I dont use any filters or selectors and messages are rarely paged (or at least the queue size doesnt go up so much that it has to be paged).
Oh and hornetq is running embedded in my application so local message consumption (is this even a word?) is local using in-vm connection factories and the netty connectors are used only to bridge messages between the node clusters. (i also had some questions about how such routing is done but ill look the code first).
I think thats all. If you need any more info, ill gladly provide'em
> Can i use (from a licence point of view) use this version even though its marked EAP?
Of course.... the source code is Apache License with 1 class in LGPL.. so, you're free to use.
EAP adds support and build distribution (including patches... etc).
so, EAP is a value added where you get some structure from RedHat along the software. If you get the software directly.. you're still free to use it.

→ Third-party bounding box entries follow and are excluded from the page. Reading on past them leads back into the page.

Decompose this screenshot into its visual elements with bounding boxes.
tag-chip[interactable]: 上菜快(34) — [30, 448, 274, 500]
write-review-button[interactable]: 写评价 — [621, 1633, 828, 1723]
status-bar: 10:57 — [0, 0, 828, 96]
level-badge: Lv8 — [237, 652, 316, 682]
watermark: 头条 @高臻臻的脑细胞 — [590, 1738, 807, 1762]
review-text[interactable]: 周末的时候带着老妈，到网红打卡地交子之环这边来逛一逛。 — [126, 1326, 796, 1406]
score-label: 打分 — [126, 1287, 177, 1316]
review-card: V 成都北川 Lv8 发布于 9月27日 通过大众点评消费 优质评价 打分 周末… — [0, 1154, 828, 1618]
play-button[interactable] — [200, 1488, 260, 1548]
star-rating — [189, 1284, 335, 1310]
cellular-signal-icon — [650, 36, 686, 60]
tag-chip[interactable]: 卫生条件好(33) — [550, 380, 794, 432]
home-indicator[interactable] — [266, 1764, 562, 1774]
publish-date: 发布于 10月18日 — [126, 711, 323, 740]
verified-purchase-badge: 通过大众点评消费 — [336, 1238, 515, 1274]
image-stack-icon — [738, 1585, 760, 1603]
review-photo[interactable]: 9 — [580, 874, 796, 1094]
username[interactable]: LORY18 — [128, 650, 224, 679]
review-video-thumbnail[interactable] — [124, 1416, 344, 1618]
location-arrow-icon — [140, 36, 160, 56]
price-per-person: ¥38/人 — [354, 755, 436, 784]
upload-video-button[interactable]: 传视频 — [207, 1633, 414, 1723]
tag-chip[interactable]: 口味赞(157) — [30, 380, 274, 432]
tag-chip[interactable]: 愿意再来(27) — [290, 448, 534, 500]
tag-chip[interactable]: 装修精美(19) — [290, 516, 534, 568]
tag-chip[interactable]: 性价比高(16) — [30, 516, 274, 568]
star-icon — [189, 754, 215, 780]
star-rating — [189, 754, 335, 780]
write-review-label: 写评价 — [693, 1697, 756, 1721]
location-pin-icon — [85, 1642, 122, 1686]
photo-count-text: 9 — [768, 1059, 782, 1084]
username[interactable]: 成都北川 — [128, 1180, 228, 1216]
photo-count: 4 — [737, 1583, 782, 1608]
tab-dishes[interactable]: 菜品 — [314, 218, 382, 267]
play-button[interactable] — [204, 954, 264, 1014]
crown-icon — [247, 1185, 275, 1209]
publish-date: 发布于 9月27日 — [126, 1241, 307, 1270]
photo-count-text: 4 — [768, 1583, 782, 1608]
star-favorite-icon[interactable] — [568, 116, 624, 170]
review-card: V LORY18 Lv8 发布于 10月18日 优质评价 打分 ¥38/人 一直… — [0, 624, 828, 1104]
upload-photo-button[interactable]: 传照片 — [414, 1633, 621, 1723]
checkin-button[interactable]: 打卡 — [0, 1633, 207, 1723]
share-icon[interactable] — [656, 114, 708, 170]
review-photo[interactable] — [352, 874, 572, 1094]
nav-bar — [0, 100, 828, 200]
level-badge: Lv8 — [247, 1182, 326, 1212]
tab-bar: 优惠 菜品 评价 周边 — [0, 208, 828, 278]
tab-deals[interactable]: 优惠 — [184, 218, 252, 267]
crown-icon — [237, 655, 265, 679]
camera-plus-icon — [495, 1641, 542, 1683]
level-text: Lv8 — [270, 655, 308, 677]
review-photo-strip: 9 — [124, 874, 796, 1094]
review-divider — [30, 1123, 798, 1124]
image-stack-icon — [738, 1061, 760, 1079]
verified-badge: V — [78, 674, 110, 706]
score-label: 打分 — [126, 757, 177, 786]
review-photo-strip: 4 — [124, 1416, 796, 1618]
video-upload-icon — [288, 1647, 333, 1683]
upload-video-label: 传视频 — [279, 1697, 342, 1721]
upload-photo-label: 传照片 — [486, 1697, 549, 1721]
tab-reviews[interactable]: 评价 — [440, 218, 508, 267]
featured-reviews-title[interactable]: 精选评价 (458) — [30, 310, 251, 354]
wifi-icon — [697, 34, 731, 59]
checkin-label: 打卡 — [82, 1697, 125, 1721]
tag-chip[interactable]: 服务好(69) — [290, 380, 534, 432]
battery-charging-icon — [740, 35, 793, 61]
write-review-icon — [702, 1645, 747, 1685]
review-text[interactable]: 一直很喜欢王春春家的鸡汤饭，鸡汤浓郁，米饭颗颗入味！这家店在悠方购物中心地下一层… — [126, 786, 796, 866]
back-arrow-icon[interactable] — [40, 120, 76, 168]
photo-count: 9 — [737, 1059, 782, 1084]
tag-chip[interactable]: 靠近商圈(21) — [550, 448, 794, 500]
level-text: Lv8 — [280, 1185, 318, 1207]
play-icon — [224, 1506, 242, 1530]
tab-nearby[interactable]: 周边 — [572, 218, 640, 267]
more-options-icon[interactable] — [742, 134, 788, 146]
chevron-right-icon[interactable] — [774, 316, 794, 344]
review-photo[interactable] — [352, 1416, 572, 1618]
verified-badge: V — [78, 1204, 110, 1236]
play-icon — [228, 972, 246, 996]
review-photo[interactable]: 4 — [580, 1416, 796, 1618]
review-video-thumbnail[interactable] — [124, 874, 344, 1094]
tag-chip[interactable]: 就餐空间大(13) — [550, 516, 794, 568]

.... Ahhh.. that queue stuck was a bug that was fixed indeed.. I remember about that now... I'm still not sure what caused the Journal loaded.. maybe some of your embedded code is wrong?
What application server are you using BTW?
If you are using Embedded.. you should probably use the Branch_2_2_AS7. if you are using AS7.. definitely get the AS7 branch. (The only differences are classLoading... nothing much beyond that).
>> Ok so im back. I could join IRC but i dont want to bother you so much.
It would be my pleasure... really!
I like to help users in trouble so we get more users using Hornetq, and also.. mainly... for the sake of avoiding future errors...
Im using tomcat 7 and when i say embedded really is just invoking EmbeddedJMS's start method and sniffing it to get the queue connection factory and registering a TopologyListener. I dont think it has to do with it, but i will try the standalone to see what i get. Im mimicing the startup script but maybe my configuration is just funky. I will clean it up and attach it too.
Im deploying the latest version now on our testing server and everything seems to be working great.